Bulan lalu, DC merayakan ‘Bulan Penduduk Asia Amerika dan Kepulauan Pasifik’ dengan merilis komik DC Festival of Heroes: The Asian Superhero Celebration #1, sebuah komik dengan kumpulan one-shot 100 halaman yang menampilkan karakter-karakter DC Asia, dan komik ini juga ditulis dan diilustrasikan oleh kreator Asia. Selain menampilkan karakter pahlawan dan penjahat yang sudah dikenal termasuk Cassandra Cain, Emiko Queen, New Super-Man dan Katana, edisi pertama ini juga memperkenalkan karakter DC baru: Monkey Prince.

The Monkey Prince memulai debutnya dalam peristiwa ‘Monkey Prince Membenci Para Pahlawan Super’ di halaman terakhir komik DC Festival of Heroes, yang ditulis oleh Gene Luen Yang (Superman Smashes the Klan dan Batman/Superman) dan diilustrasikan oleh Bernard Chang (Teen Titans dan Batman Beyond). Terinspirasi oleh karakter Monkey King, Monkey Prince adalah tambahan unik untuk daftar karakter DC. Karakter yang langsung menjadi salah satu favorit penggemar ini, bahkan langsung terlibat dengan DC Universe dengan bersekolah di SMA Fawcett bersama Billy Batson alias Shazam.

Monkey Prince adalah anak dari Monkey King di cerita legendaris tiongkok yang berjudul Journey to the West. Monkey Prince mempunyai nama asli Marcus, dan ketika tidak menjadi Monkey Prince, dia adalah seorang anak remaja biasa yang bersekolah di SMA Fawcett. Karakternya hampir sama seperti ayahnya, arogan, haus kekuatan, dan sering mempertanyakan jati dirinya. Dia sangat membenci pahlawan super, karena menurutnya mereka selalu merasa lebih hebat dan egois, selalu merasa paling benar dalam menentukan mana benar dan salah.

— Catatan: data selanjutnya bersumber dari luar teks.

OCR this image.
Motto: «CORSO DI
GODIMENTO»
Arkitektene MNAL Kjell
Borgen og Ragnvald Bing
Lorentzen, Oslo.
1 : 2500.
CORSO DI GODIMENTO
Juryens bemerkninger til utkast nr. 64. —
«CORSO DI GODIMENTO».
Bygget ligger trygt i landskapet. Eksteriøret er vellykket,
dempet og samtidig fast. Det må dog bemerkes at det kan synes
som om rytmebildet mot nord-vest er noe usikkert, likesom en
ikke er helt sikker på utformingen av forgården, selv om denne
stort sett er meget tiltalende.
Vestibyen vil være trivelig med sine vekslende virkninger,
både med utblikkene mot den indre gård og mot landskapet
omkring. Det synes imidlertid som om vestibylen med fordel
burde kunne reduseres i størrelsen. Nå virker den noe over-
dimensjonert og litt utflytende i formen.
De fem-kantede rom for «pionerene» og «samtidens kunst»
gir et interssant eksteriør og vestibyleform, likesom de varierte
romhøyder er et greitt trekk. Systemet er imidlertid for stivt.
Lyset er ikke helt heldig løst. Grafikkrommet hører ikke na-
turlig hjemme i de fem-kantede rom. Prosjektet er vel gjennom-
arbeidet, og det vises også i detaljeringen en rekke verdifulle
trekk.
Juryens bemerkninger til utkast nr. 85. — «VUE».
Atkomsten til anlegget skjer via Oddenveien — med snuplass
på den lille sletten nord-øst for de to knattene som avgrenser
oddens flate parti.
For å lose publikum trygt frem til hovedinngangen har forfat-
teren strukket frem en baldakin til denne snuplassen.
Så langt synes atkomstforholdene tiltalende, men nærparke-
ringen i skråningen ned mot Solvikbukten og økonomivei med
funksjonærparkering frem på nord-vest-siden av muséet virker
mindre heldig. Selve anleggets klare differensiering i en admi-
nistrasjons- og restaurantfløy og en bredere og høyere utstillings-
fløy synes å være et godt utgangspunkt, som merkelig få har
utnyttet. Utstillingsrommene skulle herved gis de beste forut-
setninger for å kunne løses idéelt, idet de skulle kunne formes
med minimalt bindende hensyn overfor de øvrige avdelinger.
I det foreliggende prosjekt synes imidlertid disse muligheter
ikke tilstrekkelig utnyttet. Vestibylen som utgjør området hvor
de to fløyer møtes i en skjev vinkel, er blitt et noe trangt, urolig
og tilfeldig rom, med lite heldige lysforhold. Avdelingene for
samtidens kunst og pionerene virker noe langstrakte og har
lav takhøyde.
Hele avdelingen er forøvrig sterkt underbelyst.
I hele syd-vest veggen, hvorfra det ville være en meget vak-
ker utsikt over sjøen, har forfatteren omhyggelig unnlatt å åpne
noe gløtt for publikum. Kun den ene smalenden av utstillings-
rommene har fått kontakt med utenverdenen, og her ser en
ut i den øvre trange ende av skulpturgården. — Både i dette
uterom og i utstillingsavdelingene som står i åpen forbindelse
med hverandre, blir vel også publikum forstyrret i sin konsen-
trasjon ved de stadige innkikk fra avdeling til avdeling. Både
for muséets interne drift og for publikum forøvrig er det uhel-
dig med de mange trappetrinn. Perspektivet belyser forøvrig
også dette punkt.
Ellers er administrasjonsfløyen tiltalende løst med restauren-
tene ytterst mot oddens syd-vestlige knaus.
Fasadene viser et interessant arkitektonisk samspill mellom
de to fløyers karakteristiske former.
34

Menurut Yang, Monkey Prince adalah jembatan antara pahlawan super Amerika dan legenda Monkey King. “Terlalu besar jarak antara Monkey King dengan pahlawan super Amerika,” kata Yang. “Padahal mereka sama-sama pahlawan, melawan kejahatan, memakai kostum mewah. Kami merasa senang untuk menjembatani jarak di antara dua hal yang kami suka, pahlawan super Amerika dan legenda Monkey King.” 

Untuk desain kostumnya, Yang dan Chang mencoba untuk menggabungkan beberapa unsur, seperti baju perang tradisional Tiongkok, warna Monkey King, sentuhan modern, dan gaya khas DC. Warna merah dan kuning adalah ciri khas dari Monkey King, sedangkan warna hijau mengambil pendekatan warna hijau giok. Untuk menambah kesan modern, mereka memberi Marcus sepatu sneaker keren. Sama seperti pahlawan DC lain, lambang ‘M’ di dadanya bukan sekadar huruf M, tetapi melambangkan buah bunga yang melahirkan ayahnya. Dia juga terlihat menggunakan topeng yang menempel ke ikat kepalanya.

Dalam petualangannya dia ditemani babi bijak bernama Shifu yang selalu mengawasi dan mengajarkan Marcus untuk selalu percaya diri, bukan arogan. Shifu mempunyai kekuatan untuk mengontrol ikat kepala Marcus dengan membaca mantra ‘amitaba’, yang biasanya digunakan ketika Marcus mulai hilang kendali. Saat ini, kekuatannya belum begitu banyak terlihat. Selain kuat dan lincah Marcus sering menggunakan tongkat andalannya untuk melawan penjahat, namun ketika lemah, dia akan memperlihatkan wujud manusianya. Kemungkinan seiring berjalannya waktu dia akan menemukan kekuatannya sendiri.

Monkey Prince merupakan salah satu pahlawan super yang unik, karena menggabungkan dua budaya berbeda. Semoga saja karakter baru ini bisa diterima secara luas di kalangan penggemar komik. Kita nantikan saja petualangan Monkey Prince berikutnya, di mana dirinya bertemu dengan banyak karakter DC, baik para penjahat maupun para pahlawannya.